Pour le dernier numéro, la femme au million de diamants nous a transportés dans un western spaghetti, en plein désert. On s’attendait à entendre Bang Bang, my baby shot me down, mais madame la shérif n’est pas sortie du style traditionnel, et c’est sur des notes de jazz qu’elle a commencé à retirer son pantalon et son étui à pistolets. Bang bang, tout de même, car on aura rarement vu quelque chose d’aussi sexy que Dita von Teese presque totalement nue, cambrée sur son taureau mécanique. La belle savait comment maîtriser la bête matelassée, alors que les deux hommes étaient affalés chacun sur la clôture et le cactus. Bang bang, les canons ont lancé des tonnes de confettis sur le corps de la reine, et ses sujets au parterre, de quoi finir en beauté la soirée.

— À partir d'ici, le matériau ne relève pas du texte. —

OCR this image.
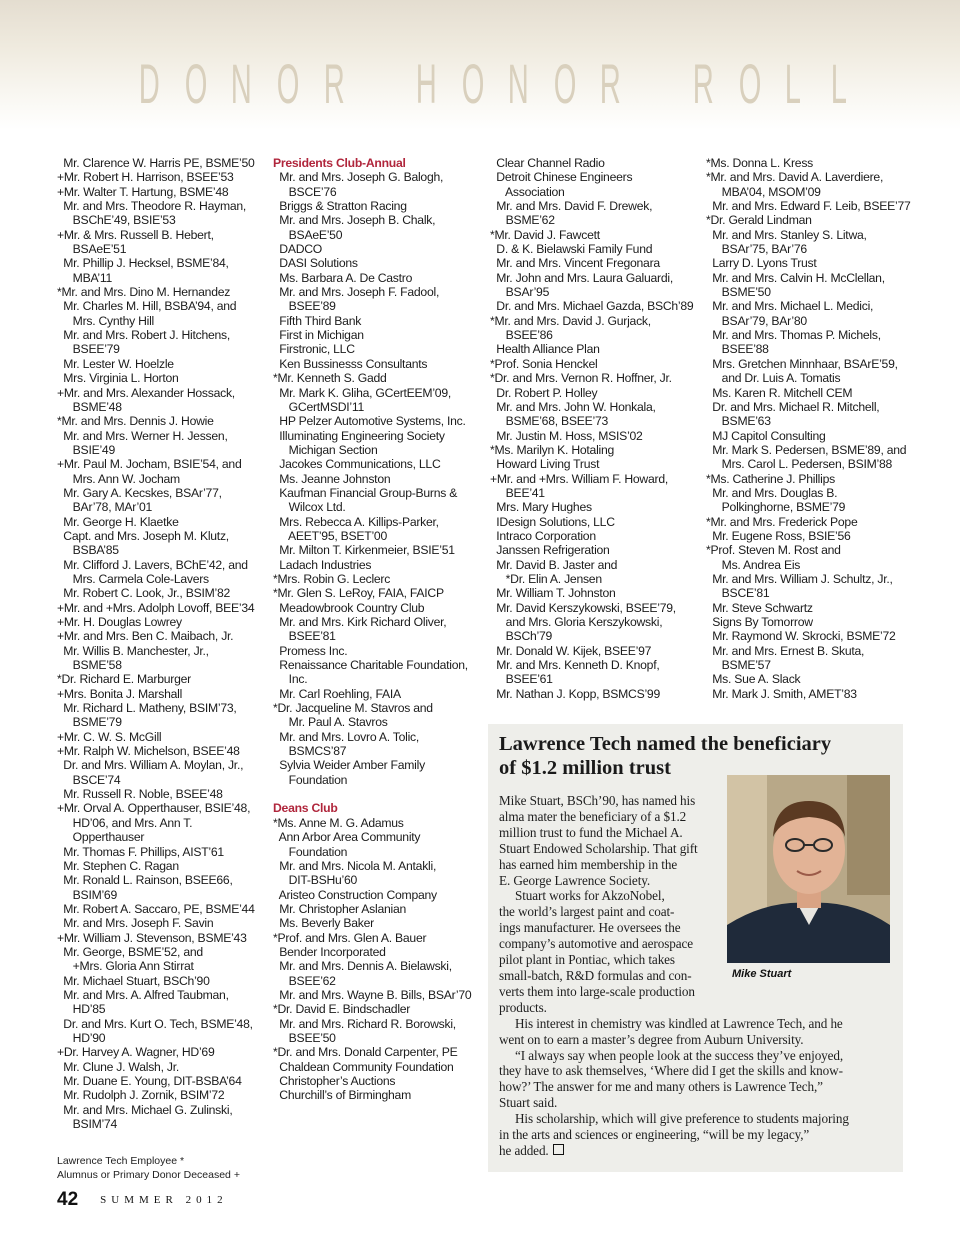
D O N O R H O N O R R O L L
Mr. Clarence W. Harris PE, BSME’50
+Mr. Robert H. Harrison, BSEE’53
+Mr. Walter T. Hartung, BSME’48
Mr. and Mrs. Theodore R. Hayman,
BSChE’49, BSIE’53
+Mr. & Mrs. Russell B. Hebert,
BSAeE’51
Mr. Phillip J. Hecksel, BSME’84,
MBA’11
*Mr. and Mrs. Dino M. Hernandez
Mr. Charles M. Hill, BSBA’94, and
Mrs. Cynthy Hill
Mr. and Mrs. Robert J. Hitchens,
BSEE’79
Mr. Lester W. Hoelzle
Mrs. Virginia L. Horton
+Mr. and Mrs. Alexander Hossack,
BSME’48
*Mr. and Mrs. Dennis J. Howie
Mr. and Mrs. Werner H. Jessen,
BSIE’49
+Mr. Paul M. Jocham, BSIE’54, and
Mrs. Ann W. Jocham
Mr. Gary A. Kecskes, BSAr’77,
BAr’78, MAr’01
Mr. George H. Klaetke
Capt. and Mrs. Joseph M. Klutz,
BSBA’85
Mr. Clifford J. Lavers, BChE’42, and
Mrs. Carmela Cole-Lavers
Mr. Robert C. Look, Jr., BSIM’82
+Mr. and +Mrs. Adolph Lovoff, BEE’34
+Mr. H. Douglas Lowrey
+Mr. and Mrs. Ben C. Maibach, Jr.
Mr. Willis B. Manchester, Jr.,
BSME’58
*Dr. Richard E. Marburger
+Mrs. Bonita J. Marshall
Mr. Richard L. Matheny, BSIM’73,
BSME’79
+Mr. C. W. S. McGill
+Mr. Ralph W. Michelson, BSEE’48
Dr. and Mrs. William A. Moylan, Jr.,
BSCE’74
Mr. Russell R. Noble, BSEE’48
+Mr. Orval A. Opperthauser, BSIE’48,
HD’06, and Mrs. Ann T.
Opperthauser
Mr. Thomas F. Phillips, AIST’61
Mr. Stephen C. Ragan
Mr. Ronald L. Rainson, BSEE66,
BSIM’69
Mr. Robert A. Saccaro, PE, BSME’44
Mr. and Mrs. Joseph F. Savin
+Mr. William J. Stevenson, BSME’43
Mr. George, BSME’52, and
+Mrs. Gloria Ann Stirrat
Mr. Michael Stuart, BSCh’90
Mr. and Mrs. A. Alfred Taubman,
HD’85
Dr. and Mrs. Kurt O. Tech, BSME’48,
HD’90
+Dr. Harvey A. Wagner, HD’69
Mr. Clune J. Walsh, Jr.
Mr. Duane E. Young, DIT-BSBA’64
Mr. Rudolph J. Zornik, BSIM’72
Mr. and Mrs. Michael G. Zulinski,
BSIM’74
Presidents Club-Annual
Mr. and Mrs. Joseph G. Balogh,
BSCE’76
Briggs & Stratton Racing
Mr. and Mrs. Joseph B. Chalk,
BSAeE’50
DADCO
DASI Solutions
Ms. Barbara A. De Castro
Mr. and Mrs. Joseph F. Fadool,
BSEE’89
Fifth Third Bank
First in Michigan
Firstronic, LLC
Ken Bussinesss Consultants
*Mr. Kenneth S. Gadd
Mr. Mark K. Gliha, GCertEEM’09,
GCertMSDI’11
HP Pelzer Automotive Systems, Inc.
Illuminating Engineering Society
Michigan Section
Jacokes Communications, LLC
Ms. Jeanne Johnston
Kaufman Financial Group-Burns &
Wilcox Ltd.
Mrs. Rebecca A. Killips-Parker,
AEET’95, BSET’00
Mr. Milton T. Kirkenmeier, BSIE’51
Ladach Industries
*Mrs. Robin G. Leclerc
*Mr. Glen S. LeRoy, FAIA, FAICP
Meadowbrook Country Club
Mr. and Mrs. Kirk Richard Oliver,
BSEE’81
Promess Inc.
Renaissance Charitable Foundation,
Inc.
Mr. Carl Roehling, FAIA
*Dr. Jacqueline M. Stavros and
Mr. Paul A. Stavros
Mr. and Mrs. Lovro A. Tolic,
BSMCS’87
Sylvia Weider Amber Family
Foundation
Deans Club
*Ms. Anne M. G. Adamus
Ann Arbor Area Community
Foundation
Mr. and Mrs. Nicola M. Antakli,
DIT-BSHu’60
Aristeo Construction Company
Mr. Christopher Aslanian
Ms. Beverly Baker
*Prof. and Mrs. Glen A. Bauer
Bender Incorporated
Mr. and Mrs. Dennis A. Bielawski,
BSEE’62
Mr. and Mrs. Wayne B. Bills, BSAr’70
*Dr. David E. Bindschadler
Mr. and Mrs. Richard R. Borowski,
BSEE’50
*Dr. and Mrs. Donald Carpenter, PE
Chaldean Community Foundation
Christopher’s Auctions
Churchill’s of Birmingham
Clear Channel Radio
Detroit Chinese Engineers
Association
Mr. and Mrs. David F. Drewek,
BSME’62
*Mr. David J. Fawcett
D. & K. Bielawski Family Fund
Mr. and Mrs. Vincent Fregonara
Mr. John and Mrs. Laura Galuardi,
BSAr’95
Dr. and Mrs. Michael Gazda, BSCh’89
*Mr. and Mrs. David J. Gurjack,
BSEE’86
Health Alliance Plan
*Prof. Sonia Henckel
*Dr. and Mrs. Vernon R. Hoffner, Jr.
Dr. Robert P. Holley
Mr. and Mrs. John W. Honkala,
BSME’68, BSEE’73
Mr. Justin M. Hoss, MSIS’02
*Ms. Marilyn K. Hotaling
Howard Living Trust
+Mr. and +Mrs. William F. Howard,
BEE’41
Mrs. Mary Hughes
IDesign Solutions, LLC
Intraco Corporation
Janssen Refrigeration
Mr. David B. Jaster and
*Dr. Elin A. Jensen
Mr. William T. Johnston
Mr. David Kerszykowski, BSEE’79,
and Mrs. Gloria Kerszykowski,
BSCh’79
Mr. Donald W. Kijek, BSEE’97
Mr. and Mrs. Kenneth D. Knopf,
BSEE’61
Mr. Nathan J. Kopp, BSMCS’99
*Ms. Donna L. Kress
*Mr. and Mrs. David A. Laverdiere,
MBA’04, MSOM’09
Mr. and Mrs. Edward F. Leib, BSEE’77
*Dr. Gerald Lindman
Mr. and Mrs. Stanley S. Litwa,
BSAr’75, BAr’76
Larry D. Lyons Trust
Mr. and Mrs. Calvin H. McClellan,
BSME’50
Mr. and Mrs. Michael L. Medici,
BSAr’79, BAr’80
Mr. and Mrs. Thomas P. Michels,
BSEE’88
Mrs. Gretchen Minnhaar, BSArE’59,
and Dr. Luis A. Tomatis
Ms. Karen R. Mitchell CEM
Dr. and Mrs. Michael R. Mitchell,
BSME’63
MJ Capitol Consulting
Mr. Mark S. Pedersen, BSME’89, and
Mrs. Carol L. Pedersen, BSIM’88
*Ms. Catherine J. Phillips
Mr. and Mrs. Douglas B.
Polkinghorne, BSME’79
*Mr. and Mrs. Frederick Pope
Mr. Eugene Ross, BSIE’56
*Prof. Steven M. Rost and
Ms. Andrea Eis
Mr. and Mrs. William J. Schultz, Jr.,
BSCE’81
Mr. Steve Schwartz
Signs By Tomorrow
Mr. Raymond W. Skrocki, BSME’72
Mr. and Mrs. Ernest B. Skuta,
BSME’57
Ms. Sue A. Slack
Mr. Mark J. Smith, AMET’83
Lawrence Tech Employee *
Alumnus or Primary Donor Deceased +
42 SUMMER 2012
Lawrence Tech named the beneficiary
of $1.2 million trust
Mike Stuart
Mike Stuart, BSCh’90, has named his
alma mater the beneficiary of a $1.2
million trust to fund the Michael A.
Stuart Endowed Scholarship. That gift
has earned him membership in the
E. George Lawrence Society.
Stuart works for AkzoNobel,
the world’s largest paint and coat-
ings manufacturer. He oversees the
company’s automotive and aerospace
pilot plant in Pontiac, which takes
small-batch, R&D formulas and con-
verts them into large-scale production
products.
His interest in chemistry was kindled at Lawrence Tech, and he
went on to earn a master’s degree from Auburn University.
“I always say when people look at the success they’ve enjoyed,
they have to ask themselves, ‘Where did I get the skills and know-
how?’ The answer for me and many others is Lawrence Tech,”
Stuart said.
His scholarship, which will give preference to students majoring
in the arts and sciences or engineering, “will be my legacy,”
he added.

The Art of the Teese regroupe les meilleurs artistes de la scène burlesque internationale, qui démontrent soir après soir que l’art du tease ne tient pas dans une forme de corps donnée, mais dans la fierté qu’il nous apporte de l’exhiber. La puissance de Dita von Teese ne réside pas au fait qu’elle se dénude, mais dans le fait qu’elle soit sur scène. Dans cette ère de dictature de la beauté et où être sexy ne se présente que sous la forme d’un seul modèle malsain à adopter, le burlesque réitère sa pertinence comme forme d’art transgressive.